En todo caso, la opinión del mundo probable­mente no le importaba nada a McNeil, gracias a aquella suave satisfacción de sí mismo que tan a menudo había irritado a Grant. Pero aquella misma satisfacción de sí mismo significaba que a toda costa debía, conservar su buena opinión pro­pia. Sin ella la vida no valdría la pena de ser vi­vida, y McNeil no había aceptado nunca la vida si no era en sus propias condiciones.

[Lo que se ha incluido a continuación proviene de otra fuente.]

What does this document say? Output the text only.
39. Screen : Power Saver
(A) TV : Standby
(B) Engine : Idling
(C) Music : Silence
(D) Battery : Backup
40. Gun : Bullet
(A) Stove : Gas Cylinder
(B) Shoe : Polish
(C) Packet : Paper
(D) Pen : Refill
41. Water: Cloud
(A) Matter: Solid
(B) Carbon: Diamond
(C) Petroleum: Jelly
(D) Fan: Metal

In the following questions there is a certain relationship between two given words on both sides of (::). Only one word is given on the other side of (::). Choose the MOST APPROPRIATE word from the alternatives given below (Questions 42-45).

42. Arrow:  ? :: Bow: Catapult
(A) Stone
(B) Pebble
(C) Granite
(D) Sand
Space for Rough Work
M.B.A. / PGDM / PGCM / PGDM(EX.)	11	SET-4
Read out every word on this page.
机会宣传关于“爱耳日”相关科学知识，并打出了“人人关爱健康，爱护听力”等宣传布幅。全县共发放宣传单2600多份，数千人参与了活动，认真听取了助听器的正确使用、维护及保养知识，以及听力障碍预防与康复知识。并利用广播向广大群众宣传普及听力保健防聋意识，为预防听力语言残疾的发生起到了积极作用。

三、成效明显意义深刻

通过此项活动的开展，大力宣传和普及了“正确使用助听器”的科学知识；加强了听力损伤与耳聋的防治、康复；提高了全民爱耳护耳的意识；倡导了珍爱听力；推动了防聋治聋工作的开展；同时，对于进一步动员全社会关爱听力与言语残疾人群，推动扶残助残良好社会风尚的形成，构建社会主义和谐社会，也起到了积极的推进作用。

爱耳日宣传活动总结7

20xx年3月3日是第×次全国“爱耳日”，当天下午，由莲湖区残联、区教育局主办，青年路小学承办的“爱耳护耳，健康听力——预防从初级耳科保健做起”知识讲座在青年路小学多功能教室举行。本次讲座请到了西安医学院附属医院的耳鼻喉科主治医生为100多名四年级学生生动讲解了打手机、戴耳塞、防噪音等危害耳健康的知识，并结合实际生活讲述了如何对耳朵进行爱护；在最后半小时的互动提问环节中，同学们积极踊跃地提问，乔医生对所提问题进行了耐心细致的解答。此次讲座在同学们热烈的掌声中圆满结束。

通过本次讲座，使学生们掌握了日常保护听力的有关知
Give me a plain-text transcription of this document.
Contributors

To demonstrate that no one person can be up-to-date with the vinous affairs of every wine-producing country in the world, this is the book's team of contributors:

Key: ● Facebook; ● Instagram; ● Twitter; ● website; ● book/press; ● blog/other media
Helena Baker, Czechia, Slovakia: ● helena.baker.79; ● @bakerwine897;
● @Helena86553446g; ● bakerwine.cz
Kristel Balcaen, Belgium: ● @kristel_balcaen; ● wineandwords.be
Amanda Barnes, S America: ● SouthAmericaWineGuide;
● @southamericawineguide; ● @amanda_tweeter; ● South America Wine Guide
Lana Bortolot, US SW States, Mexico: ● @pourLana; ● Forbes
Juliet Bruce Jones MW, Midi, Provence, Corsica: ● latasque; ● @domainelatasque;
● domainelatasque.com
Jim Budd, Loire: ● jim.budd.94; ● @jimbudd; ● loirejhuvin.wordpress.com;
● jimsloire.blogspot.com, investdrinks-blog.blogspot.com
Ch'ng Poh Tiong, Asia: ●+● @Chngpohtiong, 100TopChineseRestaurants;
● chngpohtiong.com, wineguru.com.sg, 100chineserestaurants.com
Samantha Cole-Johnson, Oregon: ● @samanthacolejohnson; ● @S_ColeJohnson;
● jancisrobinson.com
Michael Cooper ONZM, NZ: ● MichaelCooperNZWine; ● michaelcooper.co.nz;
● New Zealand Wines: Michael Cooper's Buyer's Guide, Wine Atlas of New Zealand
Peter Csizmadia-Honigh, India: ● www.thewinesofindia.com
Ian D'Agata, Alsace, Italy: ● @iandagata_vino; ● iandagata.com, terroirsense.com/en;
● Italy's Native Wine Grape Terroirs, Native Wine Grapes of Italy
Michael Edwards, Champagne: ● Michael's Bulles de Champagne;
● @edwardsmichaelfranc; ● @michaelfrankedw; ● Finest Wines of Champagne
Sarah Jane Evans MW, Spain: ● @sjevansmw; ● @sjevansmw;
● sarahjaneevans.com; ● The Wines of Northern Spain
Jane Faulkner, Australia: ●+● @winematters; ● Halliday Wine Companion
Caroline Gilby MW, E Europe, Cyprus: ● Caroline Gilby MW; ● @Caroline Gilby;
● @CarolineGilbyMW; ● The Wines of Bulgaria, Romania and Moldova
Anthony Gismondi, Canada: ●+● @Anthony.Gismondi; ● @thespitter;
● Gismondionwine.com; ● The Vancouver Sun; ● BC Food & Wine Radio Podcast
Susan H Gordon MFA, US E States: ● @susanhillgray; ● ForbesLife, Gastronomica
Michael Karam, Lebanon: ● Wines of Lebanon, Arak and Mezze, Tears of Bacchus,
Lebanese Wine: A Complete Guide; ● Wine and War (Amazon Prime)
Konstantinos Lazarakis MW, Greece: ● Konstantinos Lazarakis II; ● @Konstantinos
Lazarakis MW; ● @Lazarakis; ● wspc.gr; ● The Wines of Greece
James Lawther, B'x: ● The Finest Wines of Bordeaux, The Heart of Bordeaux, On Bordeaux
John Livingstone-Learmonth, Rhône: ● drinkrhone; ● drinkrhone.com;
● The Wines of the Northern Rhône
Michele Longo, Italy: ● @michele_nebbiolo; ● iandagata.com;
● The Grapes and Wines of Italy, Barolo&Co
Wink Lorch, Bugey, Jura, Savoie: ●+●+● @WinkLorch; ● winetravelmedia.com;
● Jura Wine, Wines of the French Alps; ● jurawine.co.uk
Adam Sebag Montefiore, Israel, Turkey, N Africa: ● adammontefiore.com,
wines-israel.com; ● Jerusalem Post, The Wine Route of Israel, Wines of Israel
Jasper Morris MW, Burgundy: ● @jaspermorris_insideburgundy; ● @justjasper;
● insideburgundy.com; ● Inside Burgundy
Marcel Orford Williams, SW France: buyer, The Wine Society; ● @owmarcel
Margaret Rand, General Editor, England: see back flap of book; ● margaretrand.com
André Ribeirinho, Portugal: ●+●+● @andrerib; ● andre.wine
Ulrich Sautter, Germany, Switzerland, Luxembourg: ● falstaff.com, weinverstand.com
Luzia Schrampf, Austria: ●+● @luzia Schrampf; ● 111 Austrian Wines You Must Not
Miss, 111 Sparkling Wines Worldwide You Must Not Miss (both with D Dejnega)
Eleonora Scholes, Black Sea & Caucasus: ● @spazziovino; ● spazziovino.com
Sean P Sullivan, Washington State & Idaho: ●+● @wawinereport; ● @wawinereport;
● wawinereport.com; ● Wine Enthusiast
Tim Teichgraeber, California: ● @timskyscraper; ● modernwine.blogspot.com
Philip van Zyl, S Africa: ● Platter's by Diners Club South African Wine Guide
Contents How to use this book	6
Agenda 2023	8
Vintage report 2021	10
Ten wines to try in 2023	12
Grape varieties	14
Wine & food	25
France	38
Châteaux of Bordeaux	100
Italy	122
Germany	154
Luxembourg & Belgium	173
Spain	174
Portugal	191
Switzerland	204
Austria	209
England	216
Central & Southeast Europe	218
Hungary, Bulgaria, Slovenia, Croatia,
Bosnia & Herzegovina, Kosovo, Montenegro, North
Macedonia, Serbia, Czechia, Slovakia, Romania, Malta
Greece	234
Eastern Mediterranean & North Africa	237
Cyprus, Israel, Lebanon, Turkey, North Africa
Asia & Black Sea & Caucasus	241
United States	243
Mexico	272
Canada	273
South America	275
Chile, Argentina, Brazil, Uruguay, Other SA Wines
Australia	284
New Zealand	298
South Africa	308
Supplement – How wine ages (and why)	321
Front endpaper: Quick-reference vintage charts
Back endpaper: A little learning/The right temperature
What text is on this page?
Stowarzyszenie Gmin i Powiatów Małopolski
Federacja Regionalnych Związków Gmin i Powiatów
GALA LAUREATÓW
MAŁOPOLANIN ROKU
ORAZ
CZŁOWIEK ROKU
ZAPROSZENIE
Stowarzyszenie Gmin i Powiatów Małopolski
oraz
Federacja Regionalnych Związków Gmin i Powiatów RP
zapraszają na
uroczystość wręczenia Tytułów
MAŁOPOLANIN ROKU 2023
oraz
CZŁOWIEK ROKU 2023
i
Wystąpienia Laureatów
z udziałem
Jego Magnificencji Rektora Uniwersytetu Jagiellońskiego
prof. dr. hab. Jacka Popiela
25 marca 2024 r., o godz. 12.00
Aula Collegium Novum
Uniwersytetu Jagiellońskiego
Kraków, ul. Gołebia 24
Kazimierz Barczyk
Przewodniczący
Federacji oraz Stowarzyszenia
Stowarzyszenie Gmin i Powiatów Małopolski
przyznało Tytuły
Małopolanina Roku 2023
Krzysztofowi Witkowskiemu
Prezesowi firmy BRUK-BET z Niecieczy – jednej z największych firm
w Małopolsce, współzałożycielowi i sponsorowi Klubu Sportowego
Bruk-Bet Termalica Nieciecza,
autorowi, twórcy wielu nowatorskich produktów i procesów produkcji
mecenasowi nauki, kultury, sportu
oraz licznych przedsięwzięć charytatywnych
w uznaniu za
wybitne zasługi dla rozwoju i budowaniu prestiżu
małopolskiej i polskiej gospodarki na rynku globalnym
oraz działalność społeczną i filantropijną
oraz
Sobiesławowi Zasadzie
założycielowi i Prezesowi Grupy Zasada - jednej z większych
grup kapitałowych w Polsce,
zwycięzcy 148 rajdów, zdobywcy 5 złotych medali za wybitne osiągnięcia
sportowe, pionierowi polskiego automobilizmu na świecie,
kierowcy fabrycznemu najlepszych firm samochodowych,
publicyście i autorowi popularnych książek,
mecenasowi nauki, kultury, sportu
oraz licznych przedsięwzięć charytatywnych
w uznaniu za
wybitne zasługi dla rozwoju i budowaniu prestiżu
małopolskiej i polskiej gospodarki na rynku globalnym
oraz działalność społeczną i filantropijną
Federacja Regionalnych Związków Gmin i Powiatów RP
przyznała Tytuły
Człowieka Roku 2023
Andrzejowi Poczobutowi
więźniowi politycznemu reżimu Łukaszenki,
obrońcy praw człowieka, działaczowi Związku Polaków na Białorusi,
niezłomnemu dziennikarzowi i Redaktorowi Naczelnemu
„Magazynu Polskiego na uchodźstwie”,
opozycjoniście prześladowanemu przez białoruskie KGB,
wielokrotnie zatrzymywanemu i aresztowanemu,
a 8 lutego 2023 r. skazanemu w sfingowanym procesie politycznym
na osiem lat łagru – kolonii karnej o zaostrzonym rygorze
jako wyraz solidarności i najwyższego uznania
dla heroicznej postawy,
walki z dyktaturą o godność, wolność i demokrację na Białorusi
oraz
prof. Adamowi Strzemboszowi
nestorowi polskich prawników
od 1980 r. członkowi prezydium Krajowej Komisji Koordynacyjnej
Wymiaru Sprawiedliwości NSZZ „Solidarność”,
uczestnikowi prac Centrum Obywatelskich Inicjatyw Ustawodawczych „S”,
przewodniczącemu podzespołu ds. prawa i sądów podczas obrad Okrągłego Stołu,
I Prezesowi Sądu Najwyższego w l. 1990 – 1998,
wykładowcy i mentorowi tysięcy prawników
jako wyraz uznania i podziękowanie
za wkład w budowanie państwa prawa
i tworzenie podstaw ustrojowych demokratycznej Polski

El ingeniero le observaba atentamente, y debió haber adivinado que Grant se estaba acercando a la verdad, pues repentinamente cambió de tono como si lamentase haber revelado tanto de su ca­rácter.

—No creas que siento un placer quijotesco en ofrecer la otra mejilla —dijo—. Considéralo sen­cillamente desde el punto de vista de la lógica pura. Al fin y al cabo, no tenemos más remedio que llegar a un acuerdo.

»¿No se te ha ocurrido que si solamente sobre­vive uno de nosotros, sin un mensaje del otro que le ponga a cubierto, lo pasará muy desagradable­mente, teniendo que explicar exactamente lo que ocurrió?

En su ciega furia, Grant se había olvidado completamente de eso. Pero no creía que fuese tan importante para McNeil.